Eine Therme für Utting am Ammersee
Seit einiger Zeit wird das Thema Geothermie in Utting am Ammersee diskustiert. Vibroseismische Untersuchen sind im Großraum Utting, Windach, Finning im Sommer 2008 durchgeführt worden. Mit dem Ergebnis: Eine Bohrung in Utting könne vielversprechend sein.
Die Presse berichtet darüber so, Auszug:
Geoenergie Bayern hatte bisher vor, ein Kraftwerk westlich angrenzend an das Uttinger Gewerbegebiet zu bauen. „Wir haben noch kein Nein aus Utting, aber auch kein Ja“, berichtete Gubo. Das Uttinger Entscheidungsgremium hatte sich in der Stellungnahme zum bergrechtlichen Hauptbetriebsplan Ende September nicht grundsätzlich positiv zum Bau eines Kraftwerks äußern wollen. Den Uttingern fehlte es an Informationen unter anderem über Immissionen oder auch die Dimension eines möglichen Kraftwerks.

Man hofft in etwa 3.500m Tiefe ausreichend Heißwasser vorzufinden um daraus Strom, mittels Kraftwerk, produzieren zu können. Die Sache mit dem Strom ist ja okay, aber dabei wird nicht die volle Bandbreite des regenerativen Rohstoffes Wasser genutzt. Das Wasser bleibt heiß, auch wenn der Strom schon erzeugt wurde. (besser gesagt erst ist es Dampf – dann Wasser)
Da liegt es nahe darüber nachzudenken: Was kann mit den verbleibenden Heißwasser geschehen? So kommt schnell der Gedanke der der Fernwärme auf. Doch man bedenke dabei, Wäme zu transportieren, ist teuer – sehr teuer. Seien es auch nur 500m, das kostet schlicht ein Vermögen. Ich hörte gar unseren Bürgermeister sagen: “1m Fernwärmeleitung kostet Roundabout 1.000 Euro!” – Das ist ja mal ein Wort. (mal so akzeptiert ohne es zu prüfen)
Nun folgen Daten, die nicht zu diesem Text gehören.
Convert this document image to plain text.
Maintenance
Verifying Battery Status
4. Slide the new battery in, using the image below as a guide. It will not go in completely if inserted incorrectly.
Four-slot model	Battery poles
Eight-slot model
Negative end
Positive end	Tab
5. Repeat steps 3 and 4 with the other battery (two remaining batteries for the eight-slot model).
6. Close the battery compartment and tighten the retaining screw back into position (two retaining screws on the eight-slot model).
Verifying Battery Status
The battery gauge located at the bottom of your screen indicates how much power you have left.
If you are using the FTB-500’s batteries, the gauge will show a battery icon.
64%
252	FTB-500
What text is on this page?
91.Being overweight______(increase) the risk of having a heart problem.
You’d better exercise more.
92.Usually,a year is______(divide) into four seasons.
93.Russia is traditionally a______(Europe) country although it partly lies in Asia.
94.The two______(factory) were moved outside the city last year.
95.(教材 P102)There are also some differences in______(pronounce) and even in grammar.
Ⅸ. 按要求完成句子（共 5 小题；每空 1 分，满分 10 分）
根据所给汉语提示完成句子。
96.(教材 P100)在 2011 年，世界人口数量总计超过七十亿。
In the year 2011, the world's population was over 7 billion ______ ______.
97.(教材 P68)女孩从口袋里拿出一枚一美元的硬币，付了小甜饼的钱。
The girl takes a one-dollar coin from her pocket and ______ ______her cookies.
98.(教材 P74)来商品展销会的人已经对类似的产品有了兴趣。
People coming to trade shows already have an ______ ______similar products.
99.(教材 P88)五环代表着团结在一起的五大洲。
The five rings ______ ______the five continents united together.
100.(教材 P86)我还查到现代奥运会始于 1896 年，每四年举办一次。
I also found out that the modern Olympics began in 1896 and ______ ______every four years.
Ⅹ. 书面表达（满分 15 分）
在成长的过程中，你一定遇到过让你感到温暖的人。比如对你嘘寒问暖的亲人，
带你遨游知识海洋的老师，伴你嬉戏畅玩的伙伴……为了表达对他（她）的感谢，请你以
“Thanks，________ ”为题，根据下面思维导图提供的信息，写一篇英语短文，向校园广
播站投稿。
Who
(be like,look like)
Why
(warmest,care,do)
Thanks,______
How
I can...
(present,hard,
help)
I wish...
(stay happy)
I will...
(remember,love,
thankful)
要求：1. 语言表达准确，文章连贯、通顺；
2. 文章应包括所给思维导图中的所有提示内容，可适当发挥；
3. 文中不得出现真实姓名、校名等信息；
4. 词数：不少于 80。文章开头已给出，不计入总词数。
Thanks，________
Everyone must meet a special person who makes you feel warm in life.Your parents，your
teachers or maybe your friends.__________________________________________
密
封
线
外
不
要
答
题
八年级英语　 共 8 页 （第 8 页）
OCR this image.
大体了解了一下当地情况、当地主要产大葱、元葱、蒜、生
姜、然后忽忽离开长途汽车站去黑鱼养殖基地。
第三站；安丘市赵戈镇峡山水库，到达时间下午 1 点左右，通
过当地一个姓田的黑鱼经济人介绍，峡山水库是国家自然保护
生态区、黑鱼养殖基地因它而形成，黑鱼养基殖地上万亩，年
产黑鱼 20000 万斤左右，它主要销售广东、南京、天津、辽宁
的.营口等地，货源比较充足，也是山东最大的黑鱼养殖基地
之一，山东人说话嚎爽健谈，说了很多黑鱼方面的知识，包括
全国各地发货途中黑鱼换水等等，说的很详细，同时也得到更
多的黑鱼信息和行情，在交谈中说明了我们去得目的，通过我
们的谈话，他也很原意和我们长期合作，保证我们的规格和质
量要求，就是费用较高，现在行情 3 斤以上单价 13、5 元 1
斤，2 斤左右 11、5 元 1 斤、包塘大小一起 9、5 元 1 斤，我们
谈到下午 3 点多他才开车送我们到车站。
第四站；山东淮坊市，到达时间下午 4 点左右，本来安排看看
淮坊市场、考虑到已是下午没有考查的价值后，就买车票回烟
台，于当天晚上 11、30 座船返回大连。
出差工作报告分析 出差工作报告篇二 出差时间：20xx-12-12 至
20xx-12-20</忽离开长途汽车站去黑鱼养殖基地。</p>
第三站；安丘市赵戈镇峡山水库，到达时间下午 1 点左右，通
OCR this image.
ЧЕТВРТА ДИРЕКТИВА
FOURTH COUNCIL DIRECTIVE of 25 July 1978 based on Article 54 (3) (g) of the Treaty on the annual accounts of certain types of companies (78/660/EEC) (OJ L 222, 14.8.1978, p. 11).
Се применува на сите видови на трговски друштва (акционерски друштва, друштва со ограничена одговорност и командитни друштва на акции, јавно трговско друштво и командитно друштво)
Also was dann tun mit dem heissen Zeugs?
Hier kommt die Lösung. Eine Therme! Ja, warum denn nicht. Bad Wörishofen hat eine Therme, Erding hat eine Therme. Utting hat einen See aber keinen Leuchtturm. Da wäre doch eine Therme in Utting, eine Art Leuchtturm für die Region, etwas markantes am See und Utting im Speziellen. Oder nicht?
Wie dem auch sei, jedenfalls hat Klaus Richter, Inhaber des Hotel Sonnenhof in Holzhausen (Utting) und Kreisvorsitzender des Hotel- und Gaststättenverbands (BHG) den Wunsch geäussert gern eine Therme in Utting zu haben. (siehe Ammersee Kurier Nr.94 2008)
Das Zeug dazu hat das Wasser allemal
8 bis 10 Megawatt Strom können laut Geoenergie aus dem rund 112 bis 118 Grad warmen Wasser erzeugt werden, nach der Verstromung verblieben noch 65 Grad (60 Megawatt sagt die Geoenergie GmbH), die für Fernwärme genutzt werden könnten. Für das Kraftwerk werden ca. 4000 Quadratmeter Grundfläche benötigt, die Höhe der Kühltürme liegt nach Aussage von Geoenergie zwischen sieben und 13 Metern.
Ja dann bauen wir doch neben den Turm noch ein Schwimmbad. Oder nicht? An den Türmen machen wir dann die Rutschen fest. Spaß beiseite. Das Thema ist ernst und sollte auch ernst genommen werden. Es gibt viel zu überlegen, zu diskutieren. Fangen wir an!